At Forbes, more on Russia's currency problems:
After the Central Bank of Russia (CBR) established free float with the condition that it would intervene to protect domestic financial stability, the ruble immediately rallied, but then fell again. Many people forecast dire consequences. I admit I was a little worried, but I thought the ruble would stabilize once markets became used to the lack of routine intervention from the CBR. After all, the whole point of allowing a free float is to enable the currency to find its own level – and more importantly, restore control of monetary policy to the central bank.
When a country operates a fixed exchange rate system, it de facto adopts the monetary policy of whichever country issues the currency to which it pegs its own currency. In the case of the ruble, that is the United States.
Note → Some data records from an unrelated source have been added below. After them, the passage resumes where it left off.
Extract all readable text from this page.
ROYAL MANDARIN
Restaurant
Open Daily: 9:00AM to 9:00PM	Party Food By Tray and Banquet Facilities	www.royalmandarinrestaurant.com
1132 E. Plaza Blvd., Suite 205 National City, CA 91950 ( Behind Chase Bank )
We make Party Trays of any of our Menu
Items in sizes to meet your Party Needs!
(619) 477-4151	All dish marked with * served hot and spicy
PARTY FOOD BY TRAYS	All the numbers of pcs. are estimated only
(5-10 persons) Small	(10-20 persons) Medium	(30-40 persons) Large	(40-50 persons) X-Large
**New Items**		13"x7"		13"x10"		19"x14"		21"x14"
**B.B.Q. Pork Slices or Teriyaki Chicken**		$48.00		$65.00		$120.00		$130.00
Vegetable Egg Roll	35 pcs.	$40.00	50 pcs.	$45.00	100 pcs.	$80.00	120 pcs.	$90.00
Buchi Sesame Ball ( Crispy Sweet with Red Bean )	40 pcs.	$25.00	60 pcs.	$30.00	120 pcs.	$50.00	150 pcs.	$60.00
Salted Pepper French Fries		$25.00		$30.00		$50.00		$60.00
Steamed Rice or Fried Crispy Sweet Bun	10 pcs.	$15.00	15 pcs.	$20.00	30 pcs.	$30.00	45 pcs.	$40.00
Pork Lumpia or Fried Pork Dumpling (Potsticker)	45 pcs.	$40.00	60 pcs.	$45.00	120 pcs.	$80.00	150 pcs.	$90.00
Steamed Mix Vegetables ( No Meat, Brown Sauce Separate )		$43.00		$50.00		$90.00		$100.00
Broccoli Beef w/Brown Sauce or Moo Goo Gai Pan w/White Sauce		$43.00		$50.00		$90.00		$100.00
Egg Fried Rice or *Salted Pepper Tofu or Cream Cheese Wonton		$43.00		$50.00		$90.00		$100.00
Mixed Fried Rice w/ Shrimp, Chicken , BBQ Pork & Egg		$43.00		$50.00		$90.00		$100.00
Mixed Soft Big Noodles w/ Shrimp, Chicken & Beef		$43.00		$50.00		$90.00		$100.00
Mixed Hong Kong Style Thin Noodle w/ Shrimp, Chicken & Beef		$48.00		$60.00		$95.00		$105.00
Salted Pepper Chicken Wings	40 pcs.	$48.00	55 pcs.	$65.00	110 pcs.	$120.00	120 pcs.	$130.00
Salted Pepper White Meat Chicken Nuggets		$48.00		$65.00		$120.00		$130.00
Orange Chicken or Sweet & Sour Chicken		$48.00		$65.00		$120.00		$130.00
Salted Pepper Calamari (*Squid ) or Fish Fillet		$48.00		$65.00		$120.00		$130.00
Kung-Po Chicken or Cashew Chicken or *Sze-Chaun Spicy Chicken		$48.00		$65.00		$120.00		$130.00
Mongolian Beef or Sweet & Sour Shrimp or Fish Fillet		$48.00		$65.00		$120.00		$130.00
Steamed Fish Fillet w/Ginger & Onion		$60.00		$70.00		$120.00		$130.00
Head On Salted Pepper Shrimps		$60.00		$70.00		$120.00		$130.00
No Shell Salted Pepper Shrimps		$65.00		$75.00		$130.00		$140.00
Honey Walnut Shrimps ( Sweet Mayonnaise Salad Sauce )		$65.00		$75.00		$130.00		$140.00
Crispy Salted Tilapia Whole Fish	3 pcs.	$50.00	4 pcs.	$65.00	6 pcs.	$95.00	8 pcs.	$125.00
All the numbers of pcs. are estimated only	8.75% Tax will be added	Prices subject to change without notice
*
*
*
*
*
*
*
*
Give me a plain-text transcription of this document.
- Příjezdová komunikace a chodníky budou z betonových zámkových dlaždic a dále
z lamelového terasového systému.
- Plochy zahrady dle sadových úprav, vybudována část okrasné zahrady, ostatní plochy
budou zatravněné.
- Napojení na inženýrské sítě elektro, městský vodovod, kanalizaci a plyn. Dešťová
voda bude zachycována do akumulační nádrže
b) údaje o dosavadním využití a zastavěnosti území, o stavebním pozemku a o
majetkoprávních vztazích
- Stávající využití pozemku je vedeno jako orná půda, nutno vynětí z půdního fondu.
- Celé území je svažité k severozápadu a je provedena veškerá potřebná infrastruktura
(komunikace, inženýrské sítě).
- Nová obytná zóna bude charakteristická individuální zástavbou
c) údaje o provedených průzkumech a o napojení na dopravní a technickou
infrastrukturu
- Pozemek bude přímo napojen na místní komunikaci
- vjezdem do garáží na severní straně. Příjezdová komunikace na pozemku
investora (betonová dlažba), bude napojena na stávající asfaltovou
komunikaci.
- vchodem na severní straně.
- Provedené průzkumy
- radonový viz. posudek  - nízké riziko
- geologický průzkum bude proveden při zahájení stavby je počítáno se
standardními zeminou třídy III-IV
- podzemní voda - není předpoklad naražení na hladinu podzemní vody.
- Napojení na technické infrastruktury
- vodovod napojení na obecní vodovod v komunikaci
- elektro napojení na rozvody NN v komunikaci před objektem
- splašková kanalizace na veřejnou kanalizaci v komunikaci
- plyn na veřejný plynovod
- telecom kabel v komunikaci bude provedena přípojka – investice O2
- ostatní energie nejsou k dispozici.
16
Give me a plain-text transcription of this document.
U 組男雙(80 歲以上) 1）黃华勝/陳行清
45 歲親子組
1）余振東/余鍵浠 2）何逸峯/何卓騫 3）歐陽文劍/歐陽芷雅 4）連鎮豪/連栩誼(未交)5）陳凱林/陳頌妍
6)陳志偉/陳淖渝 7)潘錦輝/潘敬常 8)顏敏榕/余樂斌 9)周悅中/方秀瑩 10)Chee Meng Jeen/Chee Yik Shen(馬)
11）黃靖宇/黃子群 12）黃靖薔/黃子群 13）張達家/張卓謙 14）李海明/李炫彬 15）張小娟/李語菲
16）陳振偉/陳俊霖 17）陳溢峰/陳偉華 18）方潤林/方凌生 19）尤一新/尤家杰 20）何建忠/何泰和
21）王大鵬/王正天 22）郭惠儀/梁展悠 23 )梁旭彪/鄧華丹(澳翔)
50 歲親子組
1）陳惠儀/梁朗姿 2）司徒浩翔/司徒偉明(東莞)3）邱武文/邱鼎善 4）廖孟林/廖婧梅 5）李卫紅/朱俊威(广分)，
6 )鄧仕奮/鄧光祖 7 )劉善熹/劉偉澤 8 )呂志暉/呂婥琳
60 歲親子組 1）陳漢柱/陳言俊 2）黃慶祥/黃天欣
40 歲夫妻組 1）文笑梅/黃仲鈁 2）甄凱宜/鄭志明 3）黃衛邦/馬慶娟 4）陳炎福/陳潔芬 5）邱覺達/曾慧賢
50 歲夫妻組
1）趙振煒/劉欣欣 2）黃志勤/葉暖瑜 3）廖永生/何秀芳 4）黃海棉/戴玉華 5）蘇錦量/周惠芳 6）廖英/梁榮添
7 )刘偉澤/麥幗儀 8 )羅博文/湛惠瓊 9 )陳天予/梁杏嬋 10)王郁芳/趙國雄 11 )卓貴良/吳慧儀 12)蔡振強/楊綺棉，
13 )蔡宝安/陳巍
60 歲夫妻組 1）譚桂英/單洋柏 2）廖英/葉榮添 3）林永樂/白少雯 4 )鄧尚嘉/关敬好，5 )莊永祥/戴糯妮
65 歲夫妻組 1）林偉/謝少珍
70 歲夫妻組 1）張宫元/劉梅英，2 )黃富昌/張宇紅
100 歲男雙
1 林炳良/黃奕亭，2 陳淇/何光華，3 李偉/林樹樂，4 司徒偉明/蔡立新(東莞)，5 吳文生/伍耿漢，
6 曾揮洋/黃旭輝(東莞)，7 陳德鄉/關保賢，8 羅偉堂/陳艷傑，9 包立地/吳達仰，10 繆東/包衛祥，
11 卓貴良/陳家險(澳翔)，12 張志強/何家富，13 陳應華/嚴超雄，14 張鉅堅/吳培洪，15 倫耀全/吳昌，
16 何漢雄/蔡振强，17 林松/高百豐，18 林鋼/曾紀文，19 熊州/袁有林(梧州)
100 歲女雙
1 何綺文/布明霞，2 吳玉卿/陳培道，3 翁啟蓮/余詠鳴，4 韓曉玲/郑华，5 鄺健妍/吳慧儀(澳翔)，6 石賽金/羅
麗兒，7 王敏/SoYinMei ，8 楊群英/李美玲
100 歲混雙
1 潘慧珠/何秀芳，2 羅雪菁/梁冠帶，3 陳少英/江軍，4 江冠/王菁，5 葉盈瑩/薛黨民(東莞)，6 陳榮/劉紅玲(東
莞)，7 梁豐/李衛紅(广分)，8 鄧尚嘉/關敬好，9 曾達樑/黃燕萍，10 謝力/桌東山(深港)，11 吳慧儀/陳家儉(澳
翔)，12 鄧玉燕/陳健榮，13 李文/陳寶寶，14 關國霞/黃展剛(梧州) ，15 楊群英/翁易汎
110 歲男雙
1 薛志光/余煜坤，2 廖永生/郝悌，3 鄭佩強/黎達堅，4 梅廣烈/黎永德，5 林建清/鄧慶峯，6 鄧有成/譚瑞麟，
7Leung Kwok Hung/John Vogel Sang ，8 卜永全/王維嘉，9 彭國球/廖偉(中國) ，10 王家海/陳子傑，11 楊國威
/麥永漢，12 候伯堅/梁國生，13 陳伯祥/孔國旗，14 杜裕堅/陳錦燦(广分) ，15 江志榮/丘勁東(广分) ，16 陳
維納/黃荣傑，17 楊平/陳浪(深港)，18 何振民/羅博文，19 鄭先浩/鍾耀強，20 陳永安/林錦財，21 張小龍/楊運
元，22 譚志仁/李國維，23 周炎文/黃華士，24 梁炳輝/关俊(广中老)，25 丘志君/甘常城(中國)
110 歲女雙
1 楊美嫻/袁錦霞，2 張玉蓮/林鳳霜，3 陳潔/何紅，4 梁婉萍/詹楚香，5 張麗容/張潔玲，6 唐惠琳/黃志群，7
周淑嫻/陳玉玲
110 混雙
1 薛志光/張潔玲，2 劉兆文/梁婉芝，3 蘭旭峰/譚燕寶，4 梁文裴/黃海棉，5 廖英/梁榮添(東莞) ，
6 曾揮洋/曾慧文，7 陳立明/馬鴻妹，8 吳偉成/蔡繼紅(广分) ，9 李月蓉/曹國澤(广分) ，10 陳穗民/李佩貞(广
And as I have noted before, because China has large US$ reserves and a currency peg to the US$, the Fed’s policy is to a degree determined by the People’s Bank of China (PBOC). After all, a currency peg has two sides. It is unusual for the pegging country to influence the monetary policy of the country to which it pegs: usually a smaller, weaker country pegs its currency to a the currency of a larger, stronger country, and the larger country simply ignores the smaller one. But the US and China are now sufficiently close in size and strength to influence each other. Both also influence the oil price, and as Russia is an oil exporter, that has significant effects on the Russian economy. In effect, Russia’s monetary policy has until now been jointly determined by the Fed and the PBOC.